Die Frage nach der Kommensurabilität verschiedener Werte in einer Kosten-Nutzen-Analyse steht auch im Mittelpunkt des Beitrags von Peter Schaber. Wie er zeigt, entstehen in einer subjektiven Werttheorie Schwierigkeiten des Wertevergleichs bereits bei der Bildung individueller Präferenzordnungen und verschärfen sich bei intersubjektiven Vergleichen. Schaber gelangt zu dem Ergebnis, daß politische Verfahren, wie beispielsweise Bürgerforen, die Kosten-Nutzen-Analyse bei Entscheidungen von öffentlicher Bedeutung, etwa in der Gesundheits- und Umweltpolitik, ersetzen sollten.

Douglas MacLean nimmt das Argument auf, wonach bestimmte ,heilige, oder absolute Güter einer Kosten-Nutzen-Analyse nicht nur prinzipiell unzugänglich sind, sondern eine solche Bewertungsmethode diese Güter zu verändern oder zu zerstören droht. MacLean bezieht sich zunächst auf den privaten Bereich und erörtert die Angemessenheit einer utilitaristischen Position. Anschließend erweitert er seine Überlegungen auf ökologische Konflikte. Eine Konsequenz seiner Argumente besteht darin, daß bestimmte Naturgüter aus moralischen Gründen der ökonomischen Bewertung entzogen werden müssen.

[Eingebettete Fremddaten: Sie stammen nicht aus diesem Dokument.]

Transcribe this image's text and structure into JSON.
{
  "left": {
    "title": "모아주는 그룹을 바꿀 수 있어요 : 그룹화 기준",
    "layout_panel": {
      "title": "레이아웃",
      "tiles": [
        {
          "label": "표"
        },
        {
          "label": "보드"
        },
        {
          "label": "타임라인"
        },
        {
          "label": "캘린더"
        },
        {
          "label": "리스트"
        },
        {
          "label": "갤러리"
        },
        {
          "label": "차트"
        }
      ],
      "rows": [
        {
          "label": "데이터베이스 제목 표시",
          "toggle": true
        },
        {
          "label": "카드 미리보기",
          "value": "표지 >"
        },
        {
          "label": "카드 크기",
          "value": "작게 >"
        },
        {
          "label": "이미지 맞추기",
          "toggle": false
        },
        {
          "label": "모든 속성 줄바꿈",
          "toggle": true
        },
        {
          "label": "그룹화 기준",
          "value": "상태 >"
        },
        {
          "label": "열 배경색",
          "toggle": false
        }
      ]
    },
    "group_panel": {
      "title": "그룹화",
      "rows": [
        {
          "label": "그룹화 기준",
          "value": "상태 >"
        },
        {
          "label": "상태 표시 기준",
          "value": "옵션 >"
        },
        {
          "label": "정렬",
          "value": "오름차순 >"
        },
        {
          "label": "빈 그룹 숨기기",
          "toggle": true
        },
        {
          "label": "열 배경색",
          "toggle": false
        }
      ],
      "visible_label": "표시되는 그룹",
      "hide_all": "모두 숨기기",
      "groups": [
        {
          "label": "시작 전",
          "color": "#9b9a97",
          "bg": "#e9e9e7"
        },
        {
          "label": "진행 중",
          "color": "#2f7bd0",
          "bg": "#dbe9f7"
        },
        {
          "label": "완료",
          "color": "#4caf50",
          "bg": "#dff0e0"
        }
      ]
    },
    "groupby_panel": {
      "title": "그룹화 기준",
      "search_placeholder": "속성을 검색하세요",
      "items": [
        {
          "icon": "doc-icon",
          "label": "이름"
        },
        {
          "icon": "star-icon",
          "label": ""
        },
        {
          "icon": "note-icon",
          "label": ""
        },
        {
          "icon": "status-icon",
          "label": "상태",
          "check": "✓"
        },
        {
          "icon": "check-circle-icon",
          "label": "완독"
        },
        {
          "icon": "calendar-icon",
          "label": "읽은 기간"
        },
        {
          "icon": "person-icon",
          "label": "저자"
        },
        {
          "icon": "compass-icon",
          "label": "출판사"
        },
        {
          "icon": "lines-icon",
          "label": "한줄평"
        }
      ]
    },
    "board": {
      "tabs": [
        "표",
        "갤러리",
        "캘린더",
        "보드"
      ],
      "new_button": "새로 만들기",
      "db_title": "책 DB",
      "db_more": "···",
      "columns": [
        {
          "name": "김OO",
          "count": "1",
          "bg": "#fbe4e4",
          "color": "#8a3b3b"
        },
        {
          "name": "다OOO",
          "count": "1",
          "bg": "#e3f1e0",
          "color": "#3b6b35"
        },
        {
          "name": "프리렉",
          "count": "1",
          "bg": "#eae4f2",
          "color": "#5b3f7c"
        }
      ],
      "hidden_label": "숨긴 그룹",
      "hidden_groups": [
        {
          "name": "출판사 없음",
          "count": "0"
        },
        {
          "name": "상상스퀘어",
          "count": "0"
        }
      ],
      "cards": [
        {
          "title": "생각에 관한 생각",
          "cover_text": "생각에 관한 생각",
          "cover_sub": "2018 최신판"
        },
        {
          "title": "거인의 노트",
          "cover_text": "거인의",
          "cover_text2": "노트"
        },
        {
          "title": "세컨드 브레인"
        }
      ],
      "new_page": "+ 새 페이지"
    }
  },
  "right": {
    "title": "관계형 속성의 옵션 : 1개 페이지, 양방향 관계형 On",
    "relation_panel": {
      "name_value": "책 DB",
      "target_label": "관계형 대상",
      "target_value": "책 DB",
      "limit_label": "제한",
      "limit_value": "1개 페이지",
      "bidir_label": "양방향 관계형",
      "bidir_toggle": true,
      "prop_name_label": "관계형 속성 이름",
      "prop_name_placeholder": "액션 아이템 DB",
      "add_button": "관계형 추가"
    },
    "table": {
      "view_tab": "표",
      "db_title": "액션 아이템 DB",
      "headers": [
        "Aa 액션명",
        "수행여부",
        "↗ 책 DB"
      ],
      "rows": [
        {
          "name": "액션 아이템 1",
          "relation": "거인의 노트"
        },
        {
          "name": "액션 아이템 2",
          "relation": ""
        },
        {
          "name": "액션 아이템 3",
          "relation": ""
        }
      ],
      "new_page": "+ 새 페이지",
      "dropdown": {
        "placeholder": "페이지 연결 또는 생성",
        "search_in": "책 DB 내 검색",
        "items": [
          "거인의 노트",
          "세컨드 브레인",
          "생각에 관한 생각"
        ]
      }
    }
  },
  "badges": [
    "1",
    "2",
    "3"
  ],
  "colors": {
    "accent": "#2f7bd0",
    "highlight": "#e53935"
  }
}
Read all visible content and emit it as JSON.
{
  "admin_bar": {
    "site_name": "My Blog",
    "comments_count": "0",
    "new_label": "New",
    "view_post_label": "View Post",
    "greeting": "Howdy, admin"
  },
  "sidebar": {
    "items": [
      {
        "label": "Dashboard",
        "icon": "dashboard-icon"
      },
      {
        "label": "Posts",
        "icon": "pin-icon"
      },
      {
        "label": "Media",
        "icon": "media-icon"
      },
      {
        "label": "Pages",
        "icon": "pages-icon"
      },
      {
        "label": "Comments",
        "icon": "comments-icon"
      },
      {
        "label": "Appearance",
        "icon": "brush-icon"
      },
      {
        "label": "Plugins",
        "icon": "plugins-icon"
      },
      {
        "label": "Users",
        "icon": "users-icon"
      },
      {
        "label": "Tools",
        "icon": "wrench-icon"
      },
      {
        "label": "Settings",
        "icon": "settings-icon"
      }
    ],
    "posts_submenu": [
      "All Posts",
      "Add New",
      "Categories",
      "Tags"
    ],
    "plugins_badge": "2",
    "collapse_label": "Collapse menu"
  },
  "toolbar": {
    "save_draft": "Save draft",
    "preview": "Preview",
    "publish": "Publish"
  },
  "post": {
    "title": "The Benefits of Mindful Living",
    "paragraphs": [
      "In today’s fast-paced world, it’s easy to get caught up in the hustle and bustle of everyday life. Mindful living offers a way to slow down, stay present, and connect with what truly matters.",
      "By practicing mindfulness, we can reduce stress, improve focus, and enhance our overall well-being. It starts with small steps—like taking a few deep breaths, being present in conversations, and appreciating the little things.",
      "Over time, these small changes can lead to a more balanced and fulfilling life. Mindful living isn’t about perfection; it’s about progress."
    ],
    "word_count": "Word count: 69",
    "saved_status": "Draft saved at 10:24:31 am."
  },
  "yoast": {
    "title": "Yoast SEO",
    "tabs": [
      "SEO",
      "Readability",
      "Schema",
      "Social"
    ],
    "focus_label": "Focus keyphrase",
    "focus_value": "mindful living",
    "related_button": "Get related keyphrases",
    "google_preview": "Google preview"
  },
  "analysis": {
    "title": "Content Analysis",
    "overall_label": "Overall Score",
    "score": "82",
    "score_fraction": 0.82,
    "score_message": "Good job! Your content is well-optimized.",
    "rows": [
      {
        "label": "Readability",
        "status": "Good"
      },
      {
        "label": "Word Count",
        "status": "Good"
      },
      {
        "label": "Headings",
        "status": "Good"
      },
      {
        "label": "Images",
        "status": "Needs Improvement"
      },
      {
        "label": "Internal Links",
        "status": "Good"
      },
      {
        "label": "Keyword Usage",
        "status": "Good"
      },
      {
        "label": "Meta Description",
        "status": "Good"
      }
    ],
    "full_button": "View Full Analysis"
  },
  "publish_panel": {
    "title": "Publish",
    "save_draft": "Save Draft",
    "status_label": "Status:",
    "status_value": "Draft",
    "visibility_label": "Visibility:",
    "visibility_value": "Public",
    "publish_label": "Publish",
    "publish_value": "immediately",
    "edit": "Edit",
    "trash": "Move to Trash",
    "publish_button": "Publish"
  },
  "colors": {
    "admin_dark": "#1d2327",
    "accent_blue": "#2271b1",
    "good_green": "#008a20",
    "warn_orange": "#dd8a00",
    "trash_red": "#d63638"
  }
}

Die Anwendung der Kosten-Nutzen-Analyse auf das Phänomen der Klimaveränderung ist Thema des Aufsatzes von Clive L. Spash. Er versucht zu zeigen, daß eine solche Anwendung bisher an mindestens drei Schwierigkeiten scheitert: an dem Problem der Unsicherheit, der lexikographischen Ordnung von Umweltpräferenzen und der Berücksichtigung der Rechte zukünfiger Generationen. Außerdem scheint schon die Dimension einer planetaren Klimaveränderung jede objektive Einschätzung zu überfordern. Spash schlägt vor, die internationale Umweltpolitik an Menschenrechten anstatt an der Kosten-Nutzen-Analyse zu orientieren.

John O'Neill konfrontiert die Kosten-Nutzen-Analyse mit dem Public-Choice-Ansatz. Der Public-Choice Ansatz enthalte mit seiner Annahme egoistischer Akteure zwar eine realistischere Einschätzung des politischen Geschehens als die Kosten-Nutzen-Analyse mit ihrer Prämisse einer wohlfahrtsmaximierenden Bürokratie. Dennoch sei der Public-Choice Ansatz dem 'klassischen Institutionalismus' unterlegen, da dieser berücksichtige, daß Präferenzen wesentlich durch Institutionen geformt werden. Die Aufgabe der Umweltpolitik besteht O'Neill zufolge deshalb darin, mit normativen Argumenten die geeigneten politischen Institutionen zu begründen.

Die Artikel und Kommentare des vorliegenden Hefts wurden zuerst im Rahmen eines Workshops Cost-Benefit Analysis and the Environment vorgetragen, der im Herbst 1994 am Philosophischen Seminar der Universität Zürich stattfand. Peter Schaber hat zu der Planung dieser Tagung sowie des vorliegenden Hefts wesentlich beigetragen.